Maybe your roommate has a ton of meal points but needs help with Math 1A. Maybe you have a secret talent for songwriting or have a car. When you don’t have meal points, use your talents and resources as leverage. Offer to drive someone to the BART station if he or she swipes you in for dinner. Paint your friend’s nails for her, but only if she covers lunch afterward. Let your floormates borrow your super nice speakers, but make them pay you back with Late Night. There are tons of ways you can get people to fork over some of their meal points for you — you just have to get creative.
3. Fulfill your secret lifelong dream of becoming a food ninja.
We know you are not supposed to take food out of the dining halls, but desperate times call for desperate measures. You are at the point where it is OK to sneak a PB&J sandwich into your backpack for later or bring your reusable takeout container in at lunch to fill for that evening’s dinner. The key is not getting caught — we’ve all seen that one person glaring at the Cal Dining staff as they begrudgingly empty their backpack of all the apples they attempted to take. Be discreet, and you could, quite literally, get yourself two meals for the price of one. Just pretend like you are back home eating leftovers. Plus, this is an exercise in stealth, so you are basically being a secret agent.
If you have too many meal points:
Think of this as less of a problem and more as a fun puzzle — the most fun, delicious puzzle ever.
Did you know that The Den sells travel coffee mugs? Or that Bear Market sells paper plates and chapstick? Or that you can use your meal points to buy a yoga mat from the RSF Pro Shop? The next time you need to do a Walgreens run or replace your dishware, try Cal Dining first. The cafes adjacent to the dining halls — depending on which ones you check — often have tons of things you would never think to get there. Stock up on sundries, buy your friends back home mugs and use up your meal points like your life depends on it.
2. Go grocery shopping at Bear Market. No, seriously. Go grocery shopping.

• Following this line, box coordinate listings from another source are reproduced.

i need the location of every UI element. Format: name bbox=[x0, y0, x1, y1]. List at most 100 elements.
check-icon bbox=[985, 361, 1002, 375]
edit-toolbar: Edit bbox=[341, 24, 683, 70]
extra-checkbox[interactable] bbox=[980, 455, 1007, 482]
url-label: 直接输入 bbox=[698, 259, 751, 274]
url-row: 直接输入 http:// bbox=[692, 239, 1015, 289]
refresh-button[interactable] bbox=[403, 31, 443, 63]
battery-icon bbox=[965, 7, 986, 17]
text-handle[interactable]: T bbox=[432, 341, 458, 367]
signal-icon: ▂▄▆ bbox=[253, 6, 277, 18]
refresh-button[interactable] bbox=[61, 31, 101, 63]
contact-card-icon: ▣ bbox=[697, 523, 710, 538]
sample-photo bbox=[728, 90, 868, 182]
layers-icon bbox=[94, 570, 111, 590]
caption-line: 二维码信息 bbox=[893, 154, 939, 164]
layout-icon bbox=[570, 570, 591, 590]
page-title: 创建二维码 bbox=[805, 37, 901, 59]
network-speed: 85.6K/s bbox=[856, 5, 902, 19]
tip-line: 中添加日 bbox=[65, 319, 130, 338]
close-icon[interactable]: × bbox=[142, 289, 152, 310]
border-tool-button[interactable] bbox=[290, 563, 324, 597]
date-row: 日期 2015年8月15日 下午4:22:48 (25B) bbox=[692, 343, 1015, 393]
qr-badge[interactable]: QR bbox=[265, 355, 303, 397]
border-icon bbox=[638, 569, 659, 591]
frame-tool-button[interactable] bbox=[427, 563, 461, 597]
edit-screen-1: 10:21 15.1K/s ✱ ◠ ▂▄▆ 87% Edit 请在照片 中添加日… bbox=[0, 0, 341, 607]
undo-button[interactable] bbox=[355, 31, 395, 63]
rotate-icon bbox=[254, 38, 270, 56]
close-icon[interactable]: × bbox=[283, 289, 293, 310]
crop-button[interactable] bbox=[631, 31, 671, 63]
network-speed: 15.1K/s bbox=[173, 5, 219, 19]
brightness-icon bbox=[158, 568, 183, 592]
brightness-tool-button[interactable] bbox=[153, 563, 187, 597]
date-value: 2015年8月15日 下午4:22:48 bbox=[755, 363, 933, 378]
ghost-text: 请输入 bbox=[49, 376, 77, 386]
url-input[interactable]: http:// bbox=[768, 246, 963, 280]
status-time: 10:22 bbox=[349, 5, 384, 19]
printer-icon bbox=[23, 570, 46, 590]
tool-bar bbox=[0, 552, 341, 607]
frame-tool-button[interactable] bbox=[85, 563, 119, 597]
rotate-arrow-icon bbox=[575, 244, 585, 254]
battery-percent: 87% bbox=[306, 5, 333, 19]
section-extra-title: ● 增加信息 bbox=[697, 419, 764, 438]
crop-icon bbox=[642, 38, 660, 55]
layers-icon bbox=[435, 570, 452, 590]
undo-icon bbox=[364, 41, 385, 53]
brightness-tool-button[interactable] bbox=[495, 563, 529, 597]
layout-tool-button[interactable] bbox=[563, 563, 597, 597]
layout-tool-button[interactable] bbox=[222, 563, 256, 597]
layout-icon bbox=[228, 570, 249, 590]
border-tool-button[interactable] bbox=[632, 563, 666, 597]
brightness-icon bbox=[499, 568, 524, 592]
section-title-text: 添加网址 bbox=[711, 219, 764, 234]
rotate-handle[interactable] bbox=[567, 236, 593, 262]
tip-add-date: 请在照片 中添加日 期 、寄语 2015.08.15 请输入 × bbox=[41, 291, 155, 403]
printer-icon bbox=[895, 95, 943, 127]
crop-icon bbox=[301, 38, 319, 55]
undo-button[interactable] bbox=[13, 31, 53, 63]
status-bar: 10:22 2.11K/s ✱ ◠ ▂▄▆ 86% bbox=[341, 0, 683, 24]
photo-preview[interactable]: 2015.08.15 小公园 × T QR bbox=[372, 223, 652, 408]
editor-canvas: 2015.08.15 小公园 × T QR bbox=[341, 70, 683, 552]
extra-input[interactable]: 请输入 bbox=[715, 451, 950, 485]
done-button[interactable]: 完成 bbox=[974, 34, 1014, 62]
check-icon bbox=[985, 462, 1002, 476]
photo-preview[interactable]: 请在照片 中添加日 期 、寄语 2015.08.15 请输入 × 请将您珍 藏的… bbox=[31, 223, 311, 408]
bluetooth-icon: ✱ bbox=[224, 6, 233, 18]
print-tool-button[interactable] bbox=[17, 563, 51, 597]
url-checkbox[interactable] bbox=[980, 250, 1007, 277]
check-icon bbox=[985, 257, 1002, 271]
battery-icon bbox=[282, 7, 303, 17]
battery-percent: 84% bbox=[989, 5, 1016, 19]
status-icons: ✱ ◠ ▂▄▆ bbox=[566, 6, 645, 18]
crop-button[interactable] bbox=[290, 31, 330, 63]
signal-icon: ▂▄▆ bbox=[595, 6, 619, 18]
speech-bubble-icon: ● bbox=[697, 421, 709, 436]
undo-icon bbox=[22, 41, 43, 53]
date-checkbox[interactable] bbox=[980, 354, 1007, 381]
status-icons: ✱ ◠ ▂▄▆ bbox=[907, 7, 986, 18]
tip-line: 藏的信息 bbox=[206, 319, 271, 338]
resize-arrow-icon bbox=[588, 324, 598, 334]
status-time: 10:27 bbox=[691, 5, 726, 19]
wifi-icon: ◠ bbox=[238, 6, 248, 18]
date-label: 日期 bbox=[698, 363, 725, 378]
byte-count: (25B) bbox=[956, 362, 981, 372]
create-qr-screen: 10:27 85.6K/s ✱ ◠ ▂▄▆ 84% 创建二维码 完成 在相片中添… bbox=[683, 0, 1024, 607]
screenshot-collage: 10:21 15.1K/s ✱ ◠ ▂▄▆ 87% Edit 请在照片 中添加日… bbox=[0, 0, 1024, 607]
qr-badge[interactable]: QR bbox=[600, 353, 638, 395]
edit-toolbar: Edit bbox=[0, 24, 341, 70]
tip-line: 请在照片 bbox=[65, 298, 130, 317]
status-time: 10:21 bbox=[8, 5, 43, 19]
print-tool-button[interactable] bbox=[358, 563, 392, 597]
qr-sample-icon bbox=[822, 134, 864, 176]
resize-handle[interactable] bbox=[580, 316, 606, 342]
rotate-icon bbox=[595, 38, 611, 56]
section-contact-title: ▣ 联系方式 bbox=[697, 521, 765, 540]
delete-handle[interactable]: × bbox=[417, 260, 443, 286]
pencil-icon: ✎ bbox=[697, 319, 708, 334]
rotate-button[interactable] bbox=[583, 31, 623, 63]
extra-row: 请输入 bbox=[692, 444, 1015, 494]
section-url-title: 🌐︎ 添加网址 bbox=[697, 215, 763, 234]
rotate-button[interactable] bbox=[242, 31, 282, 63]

Do it for you, for friends or for whomever. Bear Market is your new best friend — or you can check out Cub Market by Foothill, if that is closer to you. Your friend in an apartment needs some snacks? He should hit you up. You know you are going to end up buying a ton of apple cider for New Year’s Eve in a few weeks? Might as well just get it now and bring it home. If you are driving home for the holidays or know you might have some extra room in your suitcase, check with your parents to see if there’s anything they need. It’s worth your time and money to think ahead right now. Just don’t head to Bear Market or Cub Market too late in the semester. Merchandise starts to disappear during dead week, and by the time finals rolls around, it can be really difficult to find what you need.
3. Literally buy popularity for the month.
Meal points can’t buy friendship, but they can buy Ben and Jerry’s, and in the end, that is basically the same thing. You can afford to be generous right now, so use that to your advantage. Treat your roommate to a Ben and Jerry’s run. Offer to go on Bear Market runs for people in your student organizations. Take your entire floor to Late Night. Find someone with the not-enough-meal-points problem to be your new tutor or study buddy. You’re about to become everyone’s best friend, so bask in the power you now possess.